The Sea-wreck Stranger Anna McKenzie, Longacre, 204 pages, paperback, NZ$18.99
Ness and Ty are orphans, living on their uncle’s isolated farm. The daily round of farm labour is heavy work; cows are milked by hand, wood is cut with an axe and a tinderbox is needed to start a fire. A strange feature of Dunnett Island is that all the islanders have turned their backs on the sea – fishing is strictly banned and items cast ashore are regarded as evil. Under the authoritarian spiritual rule of Colm Brewster, there are bans and book burnings. “Books make good fuel for the Cleansing Day fires.”
Everything changes for Ness when an unconscious stranger is found, washed up on the beach below the farm. Suspecting the islanders might kill him, she helps keep him hidden in a cave while he recovers.
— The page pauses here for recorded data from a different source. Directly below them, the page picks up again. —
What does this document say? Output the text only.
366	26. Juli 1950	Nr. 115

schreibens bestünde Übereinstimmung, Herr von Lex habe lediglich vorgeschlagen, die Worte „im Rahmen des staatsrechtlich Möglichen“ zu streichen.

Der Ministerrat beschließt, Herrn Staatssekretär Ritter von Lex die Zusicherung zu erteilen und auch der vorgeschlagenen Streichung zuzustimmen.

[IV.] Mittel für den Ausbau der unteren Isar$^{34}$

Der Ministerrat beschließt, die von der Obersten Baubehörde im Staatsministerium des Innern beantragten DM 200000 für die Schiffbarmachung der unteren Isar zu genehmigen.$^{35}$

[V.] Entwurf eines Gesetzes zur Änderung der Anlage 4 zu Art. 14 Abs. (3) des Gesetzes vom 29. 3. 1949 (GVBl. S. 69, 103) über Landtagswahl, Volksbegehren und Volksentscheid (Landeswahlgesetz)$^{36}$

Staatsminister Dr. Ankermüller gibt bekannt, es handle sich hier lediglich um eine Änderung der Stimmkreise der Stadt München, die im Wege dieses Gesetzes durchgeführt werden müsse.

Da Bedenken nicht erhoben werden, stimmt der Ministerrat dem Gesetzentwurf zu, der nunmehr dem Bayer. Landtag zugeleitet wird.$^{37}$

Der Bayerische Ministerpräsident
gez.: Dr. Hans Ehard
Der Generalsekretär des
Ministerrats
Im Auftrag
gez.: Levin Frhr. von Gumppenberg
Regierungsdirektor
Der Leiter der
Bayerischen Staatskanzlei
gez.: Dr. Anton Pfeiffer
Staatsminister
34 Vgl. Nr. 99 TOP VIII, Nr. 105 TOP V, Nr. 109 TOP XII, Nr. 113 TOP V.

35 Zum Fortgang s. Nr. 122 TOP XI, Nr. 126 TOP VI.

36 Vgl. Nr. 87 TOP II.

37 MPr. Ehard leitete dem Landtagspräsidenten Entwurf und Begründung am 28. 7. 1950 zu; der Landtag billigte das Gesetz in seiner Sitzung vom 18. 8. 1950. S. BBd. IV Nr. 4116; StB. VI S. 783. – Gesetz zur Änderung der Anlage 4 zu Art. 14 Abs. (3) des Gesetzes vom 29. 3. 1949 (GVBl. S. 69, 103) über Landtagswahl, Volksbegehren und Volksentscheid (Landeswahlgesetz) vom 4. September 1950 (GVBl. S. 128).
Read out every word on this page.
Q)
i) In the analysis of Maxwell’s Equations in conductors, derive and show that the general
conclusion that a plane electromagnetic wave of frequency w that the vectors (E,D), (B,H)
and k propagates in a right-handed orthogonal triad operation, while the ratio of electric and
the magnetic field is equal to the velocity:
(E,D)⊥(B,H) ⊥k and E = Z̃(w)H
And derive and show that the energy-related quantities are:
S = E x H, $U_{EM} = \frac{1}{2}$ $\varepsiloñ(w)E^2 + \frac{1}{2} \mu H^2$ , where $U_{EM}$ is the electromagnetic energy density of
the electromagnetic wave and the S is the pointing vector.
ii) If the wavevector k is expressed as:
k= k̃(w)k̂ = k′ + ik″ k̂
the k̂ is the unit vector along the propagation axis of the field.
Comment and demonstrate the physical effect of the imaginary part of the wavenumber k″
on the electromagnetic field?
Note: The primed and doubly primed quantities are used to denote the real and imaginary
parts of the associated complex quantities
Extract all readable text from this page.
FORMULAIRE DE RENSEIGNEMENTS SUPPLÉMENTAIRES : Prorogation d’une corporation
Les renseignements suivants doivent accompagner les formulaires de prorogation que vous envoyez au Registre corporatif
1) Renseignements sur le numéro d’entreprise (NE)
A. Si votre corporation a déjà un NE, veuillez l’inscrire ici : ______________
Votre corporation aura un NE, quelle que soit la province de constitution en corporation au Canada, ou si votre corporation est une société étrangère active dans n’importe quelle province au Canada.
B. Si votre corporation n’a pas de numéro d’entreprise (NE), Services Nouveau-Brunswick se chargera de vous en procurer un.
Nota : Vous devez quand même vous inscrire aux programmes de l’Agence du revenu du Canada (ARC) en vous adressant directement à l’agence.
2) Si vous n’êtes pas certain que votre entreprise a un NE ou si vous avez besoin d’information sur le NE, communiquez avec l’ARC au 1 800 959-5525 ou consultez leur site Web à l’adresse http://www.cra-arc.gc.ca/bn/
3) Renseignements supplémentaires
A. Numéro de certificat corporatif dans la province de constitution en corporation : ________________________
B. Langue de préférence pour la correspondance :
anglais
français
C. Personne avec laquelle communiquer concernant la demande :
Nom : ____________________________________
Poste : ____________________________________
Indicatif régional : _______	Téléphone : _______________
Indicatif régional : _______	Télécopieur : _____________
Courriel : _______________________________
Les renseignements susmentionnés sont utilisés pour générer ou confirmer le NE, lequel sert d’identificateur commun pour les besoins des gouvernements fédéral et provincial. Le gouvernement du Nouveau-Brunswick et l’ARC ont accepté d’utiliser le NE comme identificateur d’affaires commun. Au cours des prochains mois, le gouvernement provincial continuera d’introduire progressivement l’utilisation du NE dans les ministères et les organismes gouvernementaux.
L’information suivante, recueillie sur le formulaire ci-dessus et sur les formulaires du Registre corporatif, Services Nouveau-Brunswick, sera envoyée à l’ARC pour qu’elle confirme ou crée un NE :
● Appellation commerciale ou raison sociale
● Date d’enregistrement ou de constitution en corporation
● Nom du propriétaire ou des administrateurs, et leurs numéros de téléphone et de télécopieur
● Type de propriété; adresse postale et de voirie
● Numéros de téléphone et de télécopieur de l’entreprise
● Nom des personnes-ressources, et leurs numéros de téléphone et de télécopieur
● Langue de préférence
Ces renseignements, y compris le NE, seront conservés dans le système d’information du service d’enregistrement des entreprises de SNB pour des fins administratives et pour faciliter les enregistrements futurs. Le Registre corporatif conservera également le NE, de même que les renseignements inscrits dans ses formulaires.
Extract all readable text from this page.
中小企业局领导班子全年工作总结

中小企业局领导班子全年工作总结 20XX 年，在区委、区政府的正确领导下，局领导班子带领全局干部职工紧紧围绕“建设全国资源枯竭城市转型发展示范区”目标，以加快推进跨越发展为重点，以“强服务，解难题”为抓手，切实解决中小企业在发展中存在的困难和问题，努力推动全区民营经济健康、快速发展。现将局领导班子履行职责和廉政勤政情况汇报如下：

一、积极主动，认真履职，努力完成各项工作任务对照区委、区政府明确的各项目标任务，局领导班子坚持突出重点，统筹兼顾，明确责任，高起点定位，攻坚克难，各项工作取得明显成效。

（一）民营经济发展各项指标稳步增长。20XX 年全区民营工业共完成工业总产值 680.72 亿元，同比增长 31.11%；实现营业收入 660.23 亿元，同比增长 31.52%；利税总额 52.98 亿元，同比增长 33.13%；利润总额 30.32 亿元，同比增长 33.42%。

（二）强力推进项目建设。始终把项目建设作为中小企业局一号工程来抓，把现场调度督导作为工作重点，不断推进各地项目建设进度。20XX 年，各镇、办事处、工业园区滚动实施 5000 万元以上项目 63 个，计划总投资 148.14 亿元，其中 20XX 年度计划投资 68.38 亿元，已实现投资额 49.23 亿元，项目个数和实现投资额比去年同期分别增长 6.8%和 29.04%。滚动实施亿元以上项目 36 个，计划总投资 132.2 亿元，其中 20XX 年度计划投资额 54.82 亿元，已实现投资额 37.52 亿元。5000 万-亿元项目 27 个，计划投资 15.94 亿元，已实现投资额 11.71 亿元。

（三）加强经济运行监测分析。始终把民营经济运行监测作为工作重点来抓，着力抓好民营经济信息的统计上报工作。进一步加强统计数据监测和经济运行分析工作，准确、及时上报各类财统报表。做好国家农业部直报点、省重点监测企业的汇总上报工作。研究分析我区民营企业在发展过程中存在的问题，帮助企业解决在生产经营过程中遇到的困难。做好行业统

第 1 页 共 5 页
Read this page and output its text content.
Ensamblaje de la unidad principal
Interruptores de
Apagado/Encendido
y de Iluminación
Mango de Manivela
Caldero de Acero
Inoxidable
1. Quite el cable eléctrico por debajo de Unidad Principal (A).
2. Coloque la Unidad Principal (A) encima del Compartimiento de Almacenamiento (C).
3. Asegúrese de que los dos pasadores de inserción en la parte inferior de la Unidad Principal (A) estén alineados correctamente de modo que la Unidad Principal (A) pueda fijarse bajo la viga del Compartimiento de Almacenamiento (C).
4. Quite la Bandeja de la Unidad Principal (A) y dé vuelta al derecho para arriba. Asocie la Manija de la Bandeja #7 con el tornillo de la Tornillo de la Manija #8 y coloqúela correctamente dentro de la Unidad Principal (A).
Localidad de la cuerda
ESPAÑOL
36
The man – named Dev – is soon improving and asking question Ness can’t always answer. At this point in the story Anna Mackenzie has skilfully placed an amazing surprise. Readers will suddenly realise that their preconceptions are wrong and all that has taken place now has to be looked at from an entirely different perspective. What follows is exciting and unexpected. Dev poses new hope for Ness but sufficient concerns remain to justify a sequel.
I look forward to it.
This review first appeared in The Press, Christchurch, New Zealand on 8th December 2007.